The researchers found that, compared to the two years before a fatal school shooting, the increase in the number of antidepressant prescriptions written for young people in the two years after the event by providers located within five miles of a shooting-affected school was 21.3 percent higher than the change in the number written by providers located 10 to 15 miles away. When the researchers extended the observation window to three years after the shooting, they found a 24.5 percent increase in prescriptions. They did not find any effects when shootings did not result in deaths, on antidepressant use among adults in areas where a fatal school shooting occurred, or on opioid prescriptions written for youth.

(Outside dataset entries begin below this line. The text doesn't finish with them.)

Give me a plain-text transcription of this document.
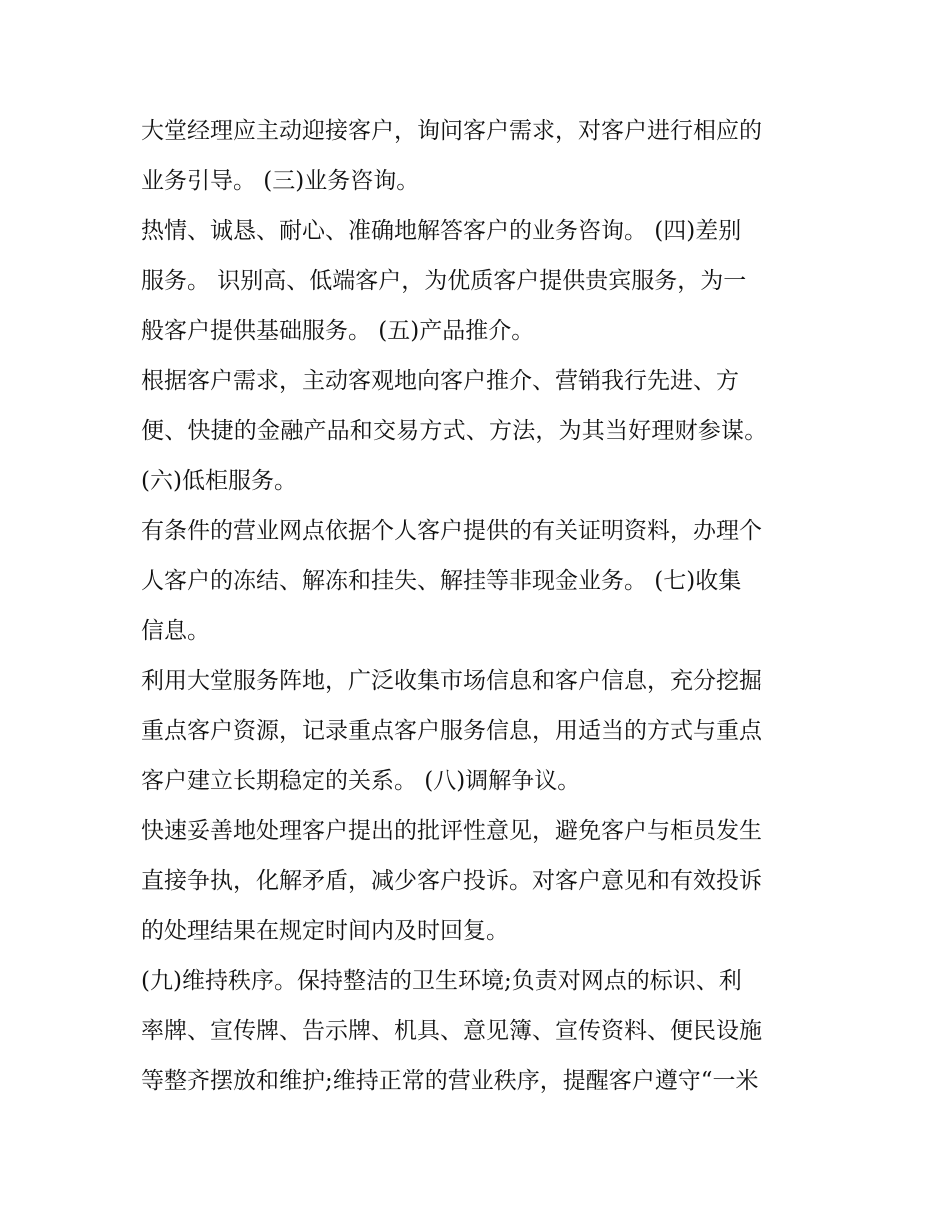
大堂经理应主动迎接客户，询问客户需求，对客户进行相应的
业务引导。 (三)业务咨询。
热情、诚恳、耐心、准确地解答客户的业务咨询。 (四)差别
服务。 识别高、低端客户，为优质客户提供贵宾服务，为一
般客户提供基础服务。 (五)产品推介。
根据客户需求，主动客观地向客户推介、营销我行先进、方
便、快捷的金融产品和交易方式、方法，为其当好理财参谋。
(六)低柜服务。
有条件的营业网点依据个人客户提供的有关证明资料，办理个
人客户的冻结、解冻和挂失、解挂等非现金业务。 (七)收集
信息。
利用大堂服务阵地，广泛收集市场信息和客户信息，充分挖掘
重点客户资源，记录重点客户服务信息，用适当的方式与重点
客户建立长期稳定的关系。 (八)调解争议。
快速妥善地处理客户提出的批评性意见，避免客户与柜员发生
直接争执，化解矛盾，减少客户投诉。对客户意见和有效投诉
的处理结果在规定时间内及时回复。
(九)维持秩序。保持整洁的卫生环境;负责对网点的标识、利
率牌、宣传牌、告示牌、机具、意见簿、宣传资料、便民设施
等整齐摆放和维护;维持正常的营业秩序，提醒客户遵守“一米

The use of prescription antidepressants after a school shooting is influenced by the types of mental health providers practicing in the affected area. Where more of the available providers are psychologists and social workers, who cannot write prescriptions, youth antidepressant use does not increase as much after a fatal school shooting, even after controlling for the density of prescribing providers in the area. In fact, in areas with the highest density of non-prescribing providers, youth antidepressant use does not increase at all after fatal school shootings. In contrast, in areas with lower densities of non-prescribing providers, there were larger increases in youth antidepressant use in the years after a shooting. These results suggest that behavioral treatment may serve as a substitute for antidepressant prescriptions in places that have a higher capacity to provide it.

The researchers conclude that their findings “demonstrate that local exposure to fatal school shootings leads to significant and persistent increases in antidepressant use among American youth,” while also noting that these effects “are unlikely to capture the full mental health consequences of these events.”